心配性の父は難しい顔をしながら、母は笑顔で私の登校を見送ってくれました。
学校には勿論、兄も一緒です。
兄は私の教室まで一緒に行くと言ってくれたのですが教室ぐらい一人で行けるのでそれを断ったら兄にとても悲しい顔をされました。
だって、仕方がないじゃないか。
初登校日って言っても幼稚園児(この世界に幼稚園はないけど)じゃないんだから保護者付きなんて恥ずかしいよ。
私が教室に入ると既に何人かは教室に入り、二~四人までのグループを作って話をしていた。
そこは身分や世界が変わっても同じなんだなとちょっと関心をした。
私が教室に入って自分の席を見つけて足を進めると何故か周りから聞こえていたざわめきが一切聞こえなくなった。
何事だろうと思って周りを見るとみんな私の方を見ていた。
何故?
初めて人が入って来た時に注目を浴びるのは分かるよ。
みんなだって一度くらいは経験したことがあるでしょう。
遅刻して入った教室で全員の視線が向けられるとか。
誰か確認しようと視線が行くのは分かるけど、普通は入って来た人間が誰か分かったら視線って逸らされる物じゃないの?
何で今もずっと見られているんだろうか?
やっぱりあれかな?
家柄かな?
公爵家の人間が入学してきたから?
でも、公爵家って私以外にも居るね。
私の家が侯爵家の中でも特別に突飛しているのは分かるよ。
王家とも縁戚関係があったりするしね。
でも、だからってこんなに視線を集めなくてもよくない。
と、レイラは思っていたのだがそれは半分正解で、半分は間違いなのだ。
「すっげぇ、可愛い」
「俺、始めて見た」
「宰相が溺愛しているカーティス家の宝玉だろ」
「お近づきになりてぇ」
「ちょっと、あの子の肌見た?」
「さすがはカーティス家ね。私達と使っている物が違うのよ。
だからあんなにすべすべの肌なのね」
「本当に、触らなくても分かる持ち艶肌じゃない」
「羨ましい」
と、いうのが視線を集める一番の原因だった。
だが、今まで兄とデューク、それに父親や伯父、従兄などの身内以外の男と会ったことがないレイラがそのことに気づくはずもなかった。
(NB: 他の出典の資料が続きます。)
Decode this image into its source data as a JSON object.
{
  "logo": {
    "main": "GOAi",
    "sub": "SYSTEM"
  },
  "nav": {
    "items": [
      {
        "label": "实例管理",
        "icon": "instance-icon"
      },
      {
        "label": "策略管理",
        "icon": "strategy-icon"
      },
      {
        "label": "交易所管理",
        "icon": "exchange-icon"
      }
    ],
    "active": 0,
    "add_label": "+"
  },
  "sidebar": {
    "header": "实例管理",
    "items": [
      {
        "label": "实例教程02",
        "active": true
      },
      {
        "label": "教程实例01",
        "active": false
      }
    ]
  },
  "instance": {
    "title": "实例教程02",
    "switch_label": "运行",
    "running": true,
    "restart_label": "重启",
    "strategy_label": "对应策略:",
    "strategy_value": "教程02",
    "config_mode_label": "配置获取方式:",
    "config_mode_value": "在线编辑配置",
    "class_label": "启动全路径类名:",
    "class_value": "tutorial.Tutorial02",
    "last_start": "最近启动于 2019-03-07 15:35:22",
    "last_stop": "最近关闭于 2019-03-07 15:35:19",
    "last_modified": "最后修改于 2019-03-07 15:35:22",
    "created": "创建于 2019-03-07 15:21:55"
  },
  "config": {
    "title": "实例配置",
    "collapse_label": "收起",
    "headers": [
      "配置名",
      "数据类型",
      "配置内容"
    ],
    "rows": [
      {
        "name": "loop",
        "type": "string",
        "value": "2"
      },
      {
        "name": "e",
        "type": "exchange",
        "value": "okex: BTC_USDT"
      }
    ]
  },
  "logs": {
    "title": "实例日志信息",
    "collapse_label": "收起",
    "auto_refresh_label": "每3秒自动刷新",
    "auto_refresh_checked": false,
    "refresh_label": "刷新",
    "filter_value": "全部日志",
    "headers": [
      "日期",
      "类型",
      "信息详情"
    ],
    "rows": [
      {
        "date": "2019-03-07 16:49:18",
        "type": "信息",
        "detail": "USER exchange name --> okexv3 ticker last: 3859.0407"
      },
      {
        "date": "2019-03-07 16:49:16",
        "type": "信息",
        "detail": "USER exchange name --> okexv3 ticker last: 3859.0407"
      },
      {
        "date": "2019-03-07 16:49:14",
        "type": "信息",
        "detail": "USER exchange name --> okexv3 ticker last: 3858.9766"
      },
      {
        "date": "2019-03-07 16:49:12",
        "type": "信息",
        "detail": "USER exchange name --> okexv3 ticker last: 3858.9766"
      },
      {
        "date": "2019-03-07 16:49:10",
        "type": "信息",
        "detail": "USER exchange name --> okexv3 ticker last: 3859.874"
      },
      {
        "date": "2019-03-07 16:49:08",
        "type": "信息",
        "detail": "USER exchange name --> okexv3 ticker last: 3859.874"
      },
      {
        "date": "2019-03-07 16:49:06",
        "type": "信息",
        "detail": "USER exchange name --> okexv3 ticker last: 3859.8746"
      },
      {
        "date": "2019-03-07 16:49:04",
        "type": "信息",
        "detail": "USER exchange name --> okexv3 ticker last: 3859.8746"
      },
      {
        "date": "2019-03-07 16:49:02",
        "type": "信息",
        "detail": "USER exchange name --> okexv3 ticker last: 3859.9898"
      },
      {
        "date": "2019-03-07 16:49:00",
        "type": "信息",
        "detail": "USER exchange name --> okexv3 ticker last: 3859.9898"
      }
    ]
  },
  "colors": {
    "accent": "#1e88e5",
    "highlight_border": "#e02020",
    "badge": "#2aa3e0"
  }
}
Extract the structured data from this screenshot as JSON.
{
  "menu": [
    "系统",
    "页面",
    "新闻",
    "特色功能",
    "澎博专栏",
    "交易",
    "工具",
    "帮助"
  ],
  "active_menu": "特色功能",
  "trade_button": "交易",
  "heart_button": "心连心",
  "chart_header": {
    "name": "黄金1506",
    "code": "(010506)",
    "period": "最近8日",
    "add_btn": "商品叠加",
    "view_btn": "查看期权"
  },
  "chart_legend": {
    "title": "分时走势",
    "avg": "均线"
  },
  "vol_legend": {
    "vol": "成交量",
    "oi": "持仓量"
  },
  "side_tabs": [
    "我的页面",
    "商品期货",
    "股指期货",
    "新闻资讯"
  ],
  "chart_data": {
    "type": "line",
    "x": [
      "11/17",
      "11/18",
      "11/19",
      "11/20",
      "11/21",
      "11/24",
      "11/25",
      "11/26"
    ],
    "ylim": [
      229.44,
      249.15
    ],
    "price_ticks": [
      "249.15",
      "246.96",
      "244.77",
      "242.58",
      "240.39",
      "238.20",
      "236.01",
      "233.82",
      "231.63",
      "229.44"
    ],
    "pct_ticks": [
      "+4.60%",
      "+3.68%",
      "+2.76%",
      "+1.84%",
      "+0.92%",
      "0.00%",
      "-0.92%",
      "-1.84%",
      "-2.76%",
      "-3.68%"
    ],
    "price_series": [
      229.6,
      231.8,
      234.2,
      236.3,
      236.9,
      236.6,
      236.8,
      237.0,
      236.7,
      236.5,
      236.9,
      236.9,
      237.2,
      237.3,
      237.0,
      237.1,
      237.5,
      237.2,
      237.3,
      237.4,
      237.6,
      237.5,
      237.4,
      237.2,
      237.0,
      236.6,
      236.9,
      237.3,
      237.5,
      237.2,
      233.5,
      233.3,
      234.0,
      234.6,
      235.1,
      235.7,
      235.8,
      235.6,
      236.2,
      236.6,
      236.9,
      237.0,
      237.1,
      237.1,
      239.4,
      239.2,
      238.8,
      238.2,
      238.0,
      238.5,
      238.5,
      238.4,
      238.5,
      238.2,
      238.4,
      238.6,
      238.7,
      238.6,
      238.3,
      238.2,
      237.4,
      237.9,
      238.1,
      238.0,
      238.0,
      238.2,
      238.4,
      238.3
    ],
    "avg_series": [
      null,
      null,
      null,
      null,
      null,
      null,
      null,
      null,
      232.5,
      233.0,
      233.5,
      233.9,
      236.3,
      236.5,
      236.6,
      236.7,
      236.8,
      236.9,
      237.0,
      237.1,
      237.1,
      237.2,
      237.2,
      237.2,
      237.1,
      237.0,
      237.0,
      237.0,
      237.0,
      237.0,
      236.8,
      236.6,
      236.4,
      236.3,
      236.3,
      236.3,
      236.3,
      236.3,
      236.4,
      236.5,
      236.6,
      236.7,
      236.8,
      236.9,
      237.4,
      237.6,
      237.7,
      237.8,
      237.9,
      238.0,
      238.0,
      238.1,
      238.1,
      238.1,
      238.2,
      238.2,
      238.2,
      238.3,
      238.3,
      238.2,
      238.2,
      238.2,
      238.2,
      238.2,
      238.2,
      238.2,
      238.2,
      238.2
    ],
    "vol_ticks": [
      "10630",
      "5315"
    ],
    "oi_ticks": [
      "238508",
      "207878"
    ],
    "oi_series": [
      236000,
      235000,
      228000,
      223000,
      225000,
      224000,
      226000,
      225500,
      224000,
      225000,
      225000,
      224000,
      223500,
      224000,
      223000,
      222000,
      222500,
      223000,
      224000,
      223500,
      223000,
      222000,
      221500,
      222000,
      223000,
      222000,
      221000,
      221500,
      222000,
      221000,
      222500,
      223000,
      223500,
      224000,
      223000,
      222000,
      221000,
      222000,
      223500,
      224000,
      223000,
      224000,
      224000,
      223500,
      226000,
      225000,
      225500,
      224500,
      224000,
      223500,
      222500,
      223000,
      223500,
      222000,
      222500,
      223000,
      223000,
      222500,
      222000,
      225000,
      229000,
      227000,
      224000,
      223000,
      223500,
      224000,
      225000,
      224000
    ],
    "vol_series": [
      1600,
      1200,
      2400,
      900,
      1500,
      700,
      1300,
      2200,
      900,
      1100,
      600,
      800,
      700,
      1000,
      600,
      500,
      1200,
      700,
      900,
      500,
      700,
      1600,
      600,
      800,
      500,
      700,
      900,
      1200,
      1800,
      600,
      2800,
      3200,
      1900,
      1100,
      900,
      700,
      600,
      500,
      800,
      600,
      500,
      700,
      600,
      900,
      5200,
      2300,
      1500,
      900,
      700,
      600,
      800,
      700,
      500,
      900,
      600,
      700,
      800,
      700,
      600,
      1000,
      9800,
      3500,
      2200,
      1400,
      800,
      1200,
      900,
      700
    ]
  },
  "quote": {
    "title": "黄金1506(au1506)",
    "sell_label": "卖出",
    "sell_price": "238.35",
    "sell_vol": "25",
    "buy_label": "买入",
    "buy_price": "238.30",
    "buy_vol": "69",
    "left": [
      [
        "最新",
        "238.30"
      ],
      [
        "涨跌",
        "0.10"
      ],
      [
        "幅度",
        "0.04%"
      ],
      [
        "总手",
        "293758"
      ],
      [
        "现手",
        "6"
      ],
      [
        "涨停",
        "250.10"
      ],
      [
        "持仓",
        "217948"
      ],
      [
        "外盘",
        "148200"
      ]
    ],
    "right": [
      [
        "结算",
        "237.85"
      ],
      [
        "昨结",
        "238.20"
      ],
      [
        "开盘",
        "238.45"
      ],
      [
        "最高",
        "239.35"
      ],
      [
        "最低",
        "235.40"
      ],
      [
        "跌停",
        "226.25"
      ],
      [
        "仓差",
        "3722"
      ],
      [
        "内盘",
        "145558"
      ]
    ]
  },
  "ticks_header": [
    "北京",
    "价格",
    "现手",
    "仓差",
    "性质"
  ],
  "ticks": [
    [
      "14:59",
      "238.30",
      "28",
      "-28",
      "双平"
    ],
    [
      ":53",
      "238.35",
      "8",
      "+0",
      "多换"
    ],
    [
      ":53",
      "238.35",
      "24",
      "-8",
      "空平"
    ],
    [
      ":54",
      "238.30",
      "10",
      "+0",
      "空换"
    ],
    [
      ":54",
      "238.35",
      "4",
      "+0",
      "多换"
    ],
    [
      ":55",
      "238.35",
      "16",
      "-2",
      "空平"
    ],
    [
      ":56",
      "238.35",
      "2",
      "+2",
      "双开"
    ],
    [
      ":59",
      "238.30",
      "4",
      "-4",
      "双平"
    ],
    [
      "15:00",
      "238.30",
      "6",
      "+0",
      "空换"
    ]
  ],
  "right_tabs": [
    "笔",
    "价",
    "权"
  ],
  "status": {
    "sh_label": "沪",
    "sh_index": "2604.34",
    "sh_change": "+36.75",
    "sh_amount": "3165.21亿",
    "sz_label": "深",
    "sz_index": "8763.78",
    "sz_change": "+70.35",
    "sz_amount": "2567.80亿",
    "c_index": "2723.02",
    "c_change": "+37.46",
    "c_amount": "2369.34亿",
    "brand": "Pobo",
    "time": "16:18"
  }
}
みんながレイラに注目を集めている中、一人「へぇ~、あの子がレイラ・カーティスなんだ」と仄暗い笑みを浮かべている女子生徒が居た。
勿論、そんな彼女の存在に気づく者は誰一人居なかった。
******************
最初の登校日は自己紹介と簡単な説明、学校の案内などで終わった。
次の日から授業となった。
「カーティス公爵令嬢のペンとインク瓶、とても可愛らしいですわね」
そう、声をかけて来てくれたのは私の隣の席に座るマルべリア・ハイネ伯爵令嬢だ。
おっとりとした話し方がとても印象的な令嬢だ。
本来、下位の令嬢が上位の令嬢に話しかけるのはマナー違反になるがこれは学校内では免除される。
でなければ、色々と不都合が生じるからだ。
勿論、同じクラスメイトでも社交の場に出れば其れが適用されるので対応の仕方や態度がガラッと変わるが。
「ありがとうございます。
私もとても気に入っているのです」
「どこのお店の物ですか?」
と、聞いて来たのはマルべリアとは反対の私の隣に座るララ・コンバッド侯爵令嬢だ。
「王都の表参道にある店ですわ」
「お高いのですか?」
と、聞いて来たのは子爵家の令嬢だ。
子爵家だと上流貴族程財が豊かではないので色々と気遣うこともあるのだろう。
普通の令嬢なら気にしない値段のことを聞いて来た。
それを嘲笑する者も居たが、中には真剣に聞き耳を立てている者も居た。
「いいえ。これは庶民向けに作られているのでお値段はそんなに高くないのですわ」
「そうなんですか!?」とは、聞いていた全員が驚いた。
会話には参加しなくとも聞き耳を立てていたものもとても驚いていた。
「とても凝った細工に見えますが?」
「ええ。けれど、店主は身分に関わらず手にして欲しいと思っておりますので」
「おかなし店主がいたものですわね。
低俗な庶民に文字の読み書きができるとは思えませんわ。
そんな庶民にそんな物が必要になるとは思えませんが?」
と、小ばかにしたように言ったのは私と同じ公爵家のジュリア・ミレイユだ。
「文字が書けない者ばかりではありませんわ。
ミレイユ公爵令嬢は庶民をバカにしますが私達が使っているこの机や椅子、学校の機材などを作っているのはその庶民です。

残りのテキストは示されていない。